Half-year results this week showed the £151m portfolio lagged the FTSE All-Share index considerably over the six months to 31 March, with net asset value (NAV) down 1.6% against a 6.9% total return from the benchmark. The shares fell 8.2%.
At yesterday’s close of 315.5p that left the 7%-yielder with a total shareholder return including dividends of just 1.5% over five years, way below the 37.8% return of the All-Share. That reflects a savage derating of all UK stocks but particularly the mid-cap and smaller stocks outside the FTSE 100 where the trust is 52% invested.
However, it masks a short-term rally in the UK market that has seen the trust’s shares rebound 23% from mid-March lows. That bears out Moore’s point that the portfolio looks cheap and is poised to rerate from a valuation of 9.4 times earnings against a 12.1 multiple for the rest of the market.
Moore is now positioning the portfolio towards stocks that have three tiers of recovery potential in dividend yield, dividend growth, and valuation re-rating.
‘A more stable macro backdrop would increase the number and breadth of stock opportunities offering all of these characteristics, but we are still working hard to ensure that the stock-specific catalysts that we have identified are robust enough such that our portfolio is not dependent on an improving macro backdrop,’ he said.
The manager has added healthcare property group Assura (AGR), having last held it in 2021 when it was sold at a premium to NAV. The shares now trade below NAV as a result of higher interest rates and he said the ‘business remain strong’ and is benefiting from rental growth.
Multi-let real estate investment trust (Reit) Sirius (SRE) was also added as Moore sees potential for it to use recently raised cash ‘to acquire attractively valued assets’ that will drive up income.
Moore also started a new holding in M&G (MNG) believing the asset manager was ‘using strong cash generation from its life business to invest in new sources of growth while paying a very attractive dividend’, a dividend that is not being efficiently priced in by the market.
To fund the new positions, Moore reduced positions in income stalwarts such as Shell (SHEL) and Glencore (GLEN). Within banking, profits were taken in Barclays (BARC) and Natwest (NWG) following a sharp rally in the share prices as sentiment picked up. Moore reinvested some of the proceeds in HSBC (HSBA) and Standard Chartered (STAN), which have lagged given their Asian focus.
Housebuilder Bellway (BWY) was sold on the back of falling mortgage rates, and peer Vistry (VTY) was also sold given a change to its dividend policy.
The portfolio generated over the past six months increased by over £650,000 or 13.9% in the six months to £5.4m and Moore predicted the second half of the year will generate more than 60% of the income for the year.
The board declared its dividend for the financial year in last year’s annual report and it remains unchanged. The fund will a total dividend of 22.9p per share over the year, equating to a dividend yield of 8.3% at the current share price.

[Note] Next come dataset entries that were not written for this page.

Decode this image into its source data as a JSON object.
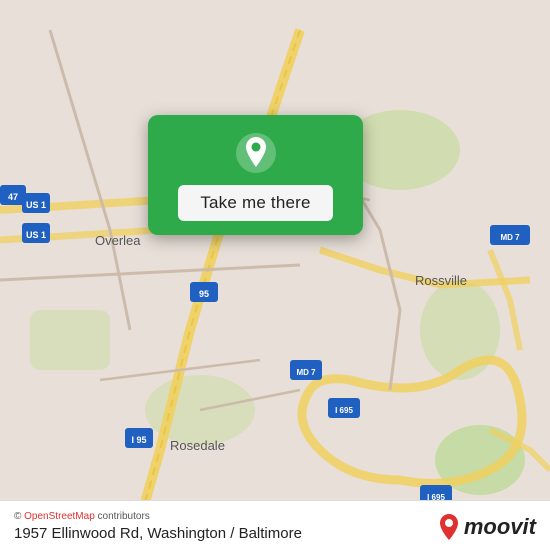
{
  "map": {
    "background_color": "#e8e0d8",
    "center_lat": 39.335,
    "center_lng": -76.51
  },
  "popup": {
    "take_me_there_label": "Take me there",
    "pin_color": "#ffffff"
  },
  "bottom_bar": {
    "osm_prefix": "© ",
    "osm_link_text": "OpenStreetMap",
    "osm_suffix": " contributors",
    "address": "1957 Ellinwood Rd, Washington / Baltimore",
    "moovit_logo_text": "moovit"
  }
}
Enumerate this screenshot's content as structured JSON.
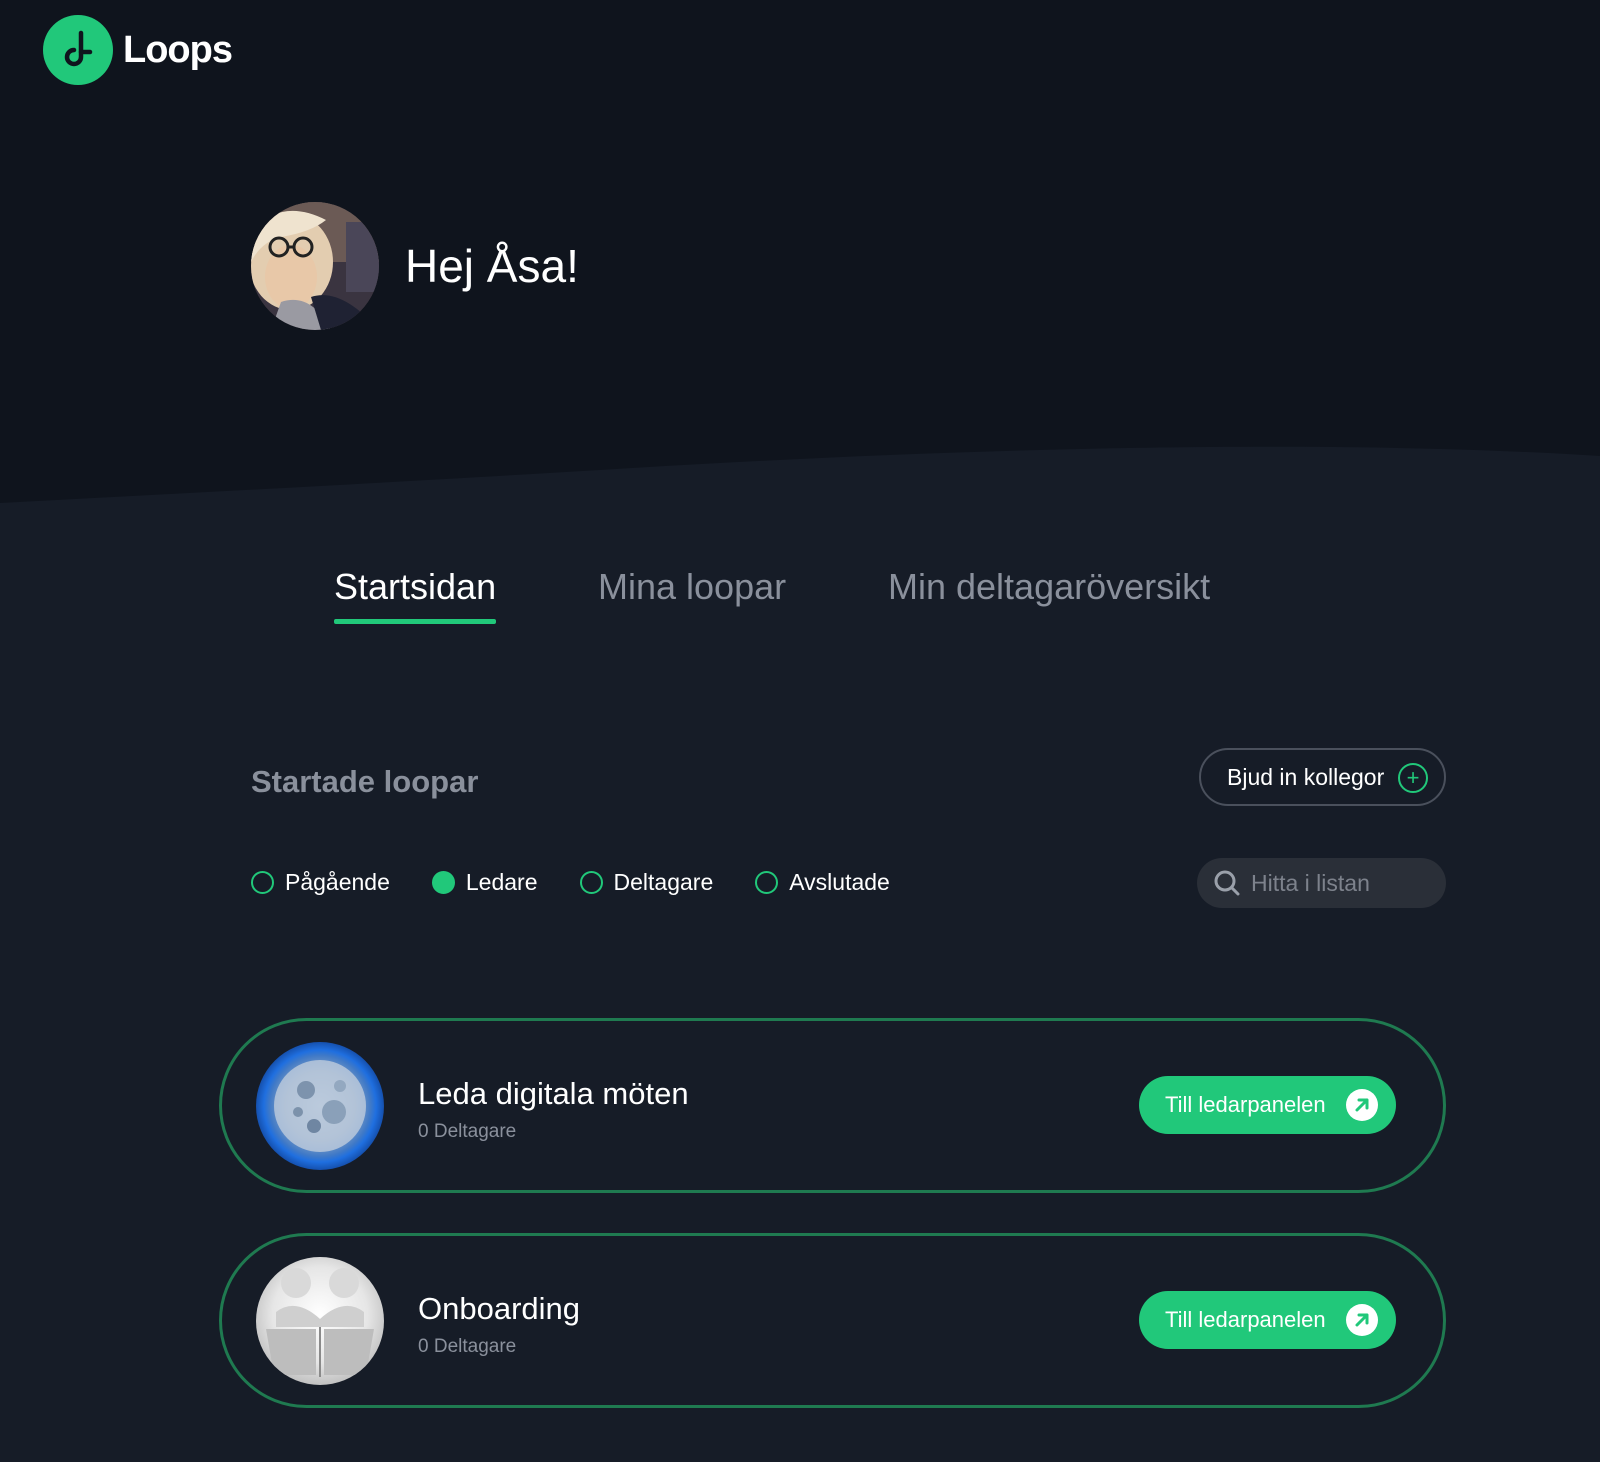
{
  "app": {
    "name": "Loops",
    "brand_color": "#21c87a"
  },
  "greeting": {
    "text": "Hej Åsa!"
  },
  "tabs": [
    {
      "label": "Startsidan",
      "active": true
    },
    {
      "label": "Mina loopar",
      "active": false
    },
    {
      "label": "Min deltagaröversikt",
      "active": false
    }
  ],
  "section": {
    "title": "Startade loopar"
  },
  "invite_button": {
    "label": "Bjud in kollegor",
    "icon": "plus-circle-icon"
  },
  "filters": [
    {
      "label": "Pågående",
      "checked": false
    },
    {
      "label": "Ledare",
      "checked": true
    },
    {
      "label": "Deltagare",
      "checked": false
    },
    {
      "label": "Avslutade",
      "checked": false
    }
  ],
  "search": {
    "placeholder": "Hitta i listan",
    "value": ""
  },
  "loops": [
    {
      "title": "Leda digitala möten",
      "participants": "0 Deltagare",
      "action_label": "Till ledarpanelen",
      "image": "moon"
    },
    {
      "title": "Onboarding",
      "participants": "0 Deltagare",
      "action_label": "Till ledarpanelen",
      "image": "handshake"
    }
  ]
}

Detractors in the half-year included Close Brothers (CBG) which is at risk of paying ‘sizeable customer redress’ on the back of a regulatory review into historic motor finance industry lending. This led the private bank to waive its dividend in order to build capital and negate capital adequacy concerns.
In financials, lender Vanquis (VANQ) guided to weaker profits this year ‘due to the cost of processing a large number of vexatious Financial Ombudsman Services claims, alongside the financial impact of a restructuring programme’.

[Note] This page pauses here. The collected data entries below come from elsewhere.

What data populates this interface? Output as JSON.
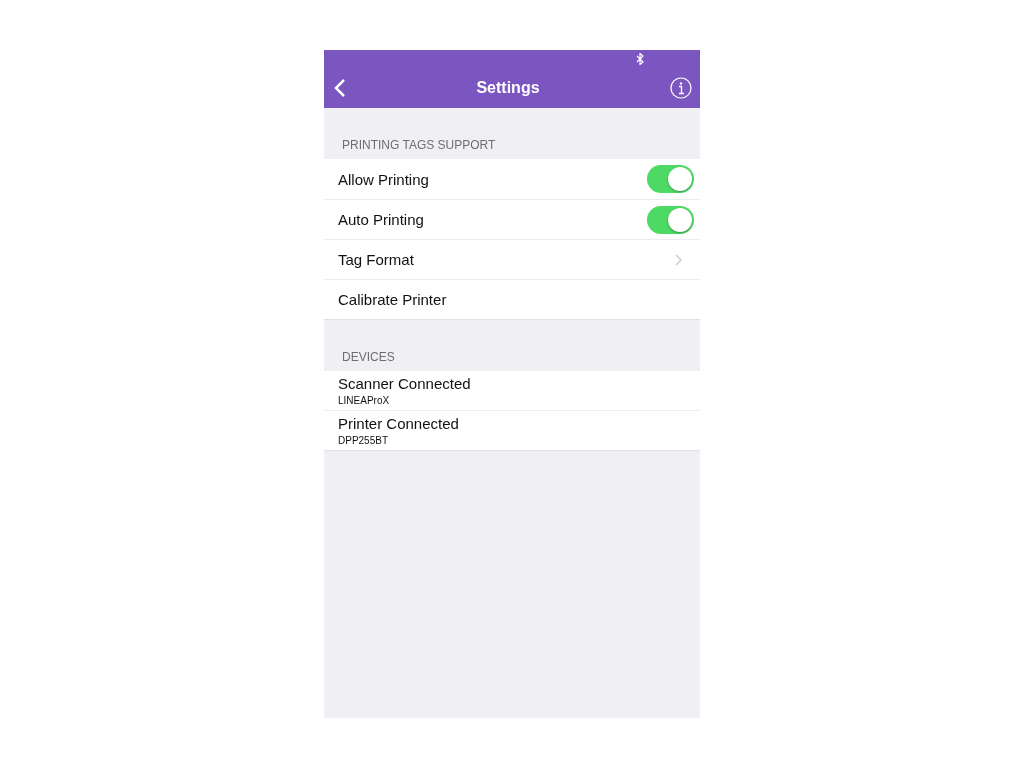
{
  "nav": {
    "title": "Settings"
  },
  "sections": [
    {
      "header": "PRINTING TAGS SUPPORT",
      "rows": [
        {
          "kind": "toggle",
          "label": "Allow Printing",
          "on": true
        },
        {
          "kind": "toggle",
          "label": "Auto Printing",
          "on": true
        },
        {
          "kind": "disclosure",
          "label": "Tag Format"
        },
        {
          "kind": "plain",
          "label": "Calibrate Printer"
        }
      ]
    },
    {
      "header": "DEVICES",
      "rows": [
        {
          "kind": "device",
          "label": "Scanner Connected",
          "detail": "LINEAProX"
        },
        {
          "kind": "device",
          "label": "Printer Connected",
          "detail": "DPP255BT"
        }
      ]
    }
  ]
}
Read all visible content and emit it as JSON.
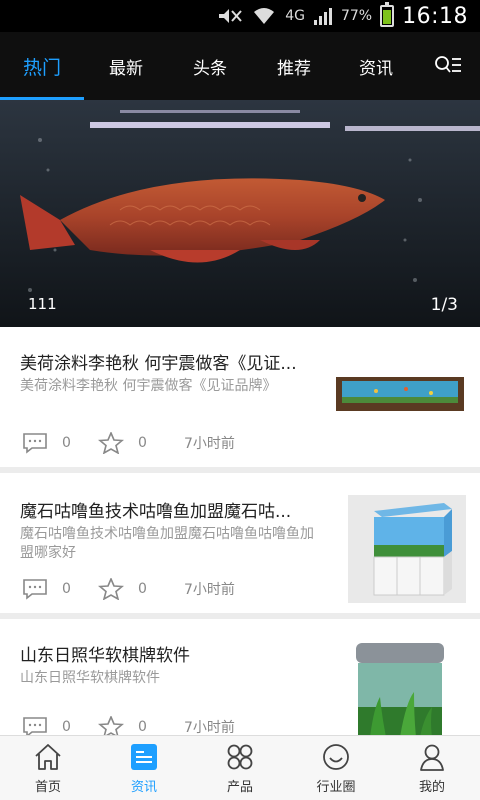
{
  "status_bar": {
    "network": "4G",
    "battery": "77%",
    "battery_level": 0.77,
    "time": "16:18"
  },
  "top_tabs": [
    {
      "label": "热门",
      "active": true
    },
    {
      "label": "最新",
      "active": false
    },
    {
      "label": "头条",
      "active": false
    },
    {
      "label": "推荐",
      "active": false
    },
    {
      "label": "资讯",
      "active": false
    }
  ],
  "top_menu_icon": "list-search-icon",
  "banner": {
    "caption": "111",
    "counter": "1/3"
  },
  "news": [
    {
      "title": "美荷涂料李艳秋 何宇震做客《见证...",
      "summary": "美荷涂料李艳秋 何宇震做客《见证品牌》",
      "comments": "0",
      "likes": "0",
      "time": "7小时前"
    },
    {
      "title": "魔石咕噜鱼技术咕噜鱼加盟魔石咕...",
      "summary": "魔石咕噜鱼技术咕噜鱼加盟魔石咕噜鱼咕噜鱼加盟哪家好",
      "comments": "0",
      "likes": "0",
      "time": "7小时前"
    },
    {
      "title": "山东日照华软棋牌软件",
      "summary": "山东日照华软棋牌软件",
      "comments": "0",
      "likes": "0",
      "time": "7小时前"
    }
  ],
  "bottom_nav": [
    {
      "label": "首页",
      "icon": "home-icon",
      "active": false
    },
    {
      "label": "资讯",
      "icon": "news-icon",
      "active": true
    },
    {
      "label": "产品",
      "icon": "products-icon",
      "active": false
    },
    {
      "label": "行业圈",
      "icon": "smile-icon",
      "active": false
    },
    {
      "label": "我的",
      "icon": "user-icon",
      "active": false
    }
  ],
  "colors": {
    "accent": "#1e9fff",
    "topbar": "#0f0f0f",
    "divider": "#ececec"
  }
}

Gas and oil producer Diversified Energy (DEC) also suffered on the collapse in the US natural gas price, which impact cashflows and led to a dividend cut. Thermal coal exporter Thungela Resources (TGA) fell in response to challenged prices although Moore said it remains ‘highly cash generative, providing the management team with optionality on use of capital and supporting the share price’.